Cinq raisons d'y aller

Selon Renaud Finaz de Villaine, cinq raisons peuvent motiver les entreprises à s'intéresser aux réseaux sociaux. La première, comme souligné par Jeff Bezos, c'est la surveillance de sa e-réputation : savoir ce qui se dit sur elle au travers des médias sociaux et notamment les réseaux sociaux. Assez logiquement, la plus profitable des raisons est d'y vendre : le social-commerce devient une voie de croissance importante dont l'un des meilleurs exemples à ce jour reste la SNCF. Sans y vendre directement, on peut y rechercher de l'information utilisée ensuite pour vendre, par exemple de l'information sur les contacts à démarcher. Une forme plus sophistiquée de cela est le social-marketing qui consiste à étudier la clientèle au travers des réseaux sociaux. Enfin, le DRH et le recruteur trouvent dans les réseaux sociaux un moyen de s'informer sur les candidats qui postulent comme une méthode pour trouver les bonnes compétences.

Susciter le buzz et la notoriété sur les réseaux sociaux commence par faciliter l'utilisation de la communication institutionnelle. Toutes les pages des sites web des marques doivent donc être dotées des boutons « twitter » ou « j'aime » de Facebook, et avoir des URL uniques (ce qui implique de bannir les sites entièrement construits sous forme d'une application Flash).

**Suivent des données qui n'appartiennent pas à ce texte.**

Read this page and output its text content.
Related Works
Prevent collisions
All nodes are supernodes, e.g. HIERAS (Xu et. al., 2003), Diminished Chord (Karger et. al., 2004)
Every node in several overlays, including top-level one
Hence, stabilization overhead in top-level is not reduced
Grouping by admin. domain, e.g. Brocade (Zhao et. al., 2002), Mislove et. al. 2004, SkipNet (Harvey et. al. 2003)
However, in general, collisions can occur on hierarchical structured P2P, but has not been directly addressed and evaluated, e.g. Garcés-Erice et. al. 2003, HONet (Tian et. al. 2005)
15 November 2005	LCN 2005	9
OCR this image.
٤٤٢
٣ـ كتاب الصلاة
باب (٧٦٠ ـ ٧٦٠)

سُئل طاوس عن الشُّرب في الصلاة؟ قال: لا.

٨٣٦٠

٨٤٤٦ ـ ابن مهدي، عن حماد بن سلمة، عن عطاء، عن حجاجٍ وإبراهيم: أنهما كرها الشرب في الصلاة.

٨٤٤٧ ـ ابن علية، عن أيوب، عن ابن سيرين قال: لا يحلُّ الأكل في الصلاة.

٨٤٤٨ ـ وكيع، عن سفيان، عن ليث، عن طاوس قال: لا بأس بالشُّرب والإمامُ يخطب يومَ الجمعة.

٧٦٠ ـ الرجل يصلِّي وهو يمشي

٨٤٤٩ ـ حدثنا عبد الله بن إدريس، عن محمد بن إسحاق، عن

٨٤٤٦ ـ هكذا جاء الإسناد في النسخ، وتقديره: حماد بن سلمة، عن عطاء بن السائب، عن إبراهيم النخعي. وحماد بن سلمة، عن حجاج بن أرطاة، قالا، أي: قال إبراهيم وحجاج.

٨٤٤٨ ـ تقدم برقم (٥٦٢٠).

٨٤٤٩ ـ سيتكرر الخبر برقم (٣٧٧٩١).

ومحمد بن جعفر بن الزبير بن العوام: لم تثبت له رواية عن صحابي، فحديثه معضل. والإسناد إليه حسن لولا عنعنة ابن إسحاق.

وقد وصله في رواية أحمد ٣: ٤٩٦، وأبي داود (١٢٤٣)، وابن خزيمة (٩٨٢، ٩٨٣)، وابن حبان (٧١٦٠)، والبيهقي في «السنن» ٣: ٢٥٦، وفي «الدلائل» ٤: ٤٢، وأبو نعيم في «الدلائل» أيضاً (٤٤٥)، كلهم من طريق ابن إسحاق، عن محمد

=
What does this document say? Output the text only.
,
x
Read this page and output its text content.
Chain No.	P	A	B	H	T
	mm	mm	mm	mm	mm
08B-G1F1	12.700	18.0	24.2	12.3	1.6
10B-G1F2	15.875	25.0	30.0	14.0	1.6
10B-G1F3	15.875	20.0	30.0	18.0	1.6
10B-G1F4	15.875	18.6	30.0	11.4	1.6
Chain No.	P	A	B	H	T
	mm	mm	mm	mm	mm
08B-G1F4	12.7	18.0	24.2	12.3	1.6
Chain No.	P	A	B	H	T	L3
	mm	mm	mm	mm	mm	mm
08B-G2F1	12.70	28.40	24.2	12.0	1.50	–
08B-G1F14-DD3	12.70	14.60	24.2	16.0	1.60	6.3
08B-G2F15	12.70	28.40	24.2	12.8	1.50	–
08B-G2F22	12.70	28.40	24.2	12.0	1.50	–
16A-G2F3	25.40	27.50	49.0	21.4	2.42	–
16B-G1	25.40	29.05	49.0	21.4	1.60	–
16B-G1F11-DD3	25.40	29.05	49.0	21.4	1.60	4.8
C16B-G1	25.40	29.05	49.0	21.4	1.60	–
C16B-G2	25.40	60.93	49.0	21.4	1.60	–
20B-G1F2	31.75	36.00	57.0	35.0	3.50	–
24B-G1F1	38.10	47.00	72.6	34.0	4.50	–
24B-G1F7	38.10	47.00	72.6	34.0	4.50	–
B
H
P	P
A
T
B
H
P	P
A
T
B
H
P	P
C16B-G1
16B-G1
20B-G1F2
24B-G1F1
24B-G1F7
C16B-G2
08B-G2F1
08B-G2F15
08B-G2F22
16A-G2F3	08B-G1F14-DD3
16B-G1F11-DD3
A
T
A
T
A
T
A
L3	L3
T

Et négliger de surveiller sa e-réputation peut être catastrophique. Selon Renaud Finaz de Villaine, le fabriquant de cadenas Kryptonite a perdu 10 M$ de chiffre d'affaires suite à la diffusion d'une vidéo démontrant la facilité pour l'ouvrir sans clé largement relayée sur les médias sociaux.

Micropole utilise en interne le logiciel d'Iko System qui permet de croiser les fichiers de clientèle, avec toutes les données internes collectées, structurées ou non, avec les données externes issues d'une veille sur Internet, notamment sur les réseaux sociaux. Les différentes personnes pouvant être contactées à partir d'un contact référent apparaissent ainsi aisément, facilitant ainsi la démarche commerciale de la SSII. Celle-ci, de plus, recrute aujourd'hui 40% des 450 nouveaux embauchés chaque année via les réseaux sociaux.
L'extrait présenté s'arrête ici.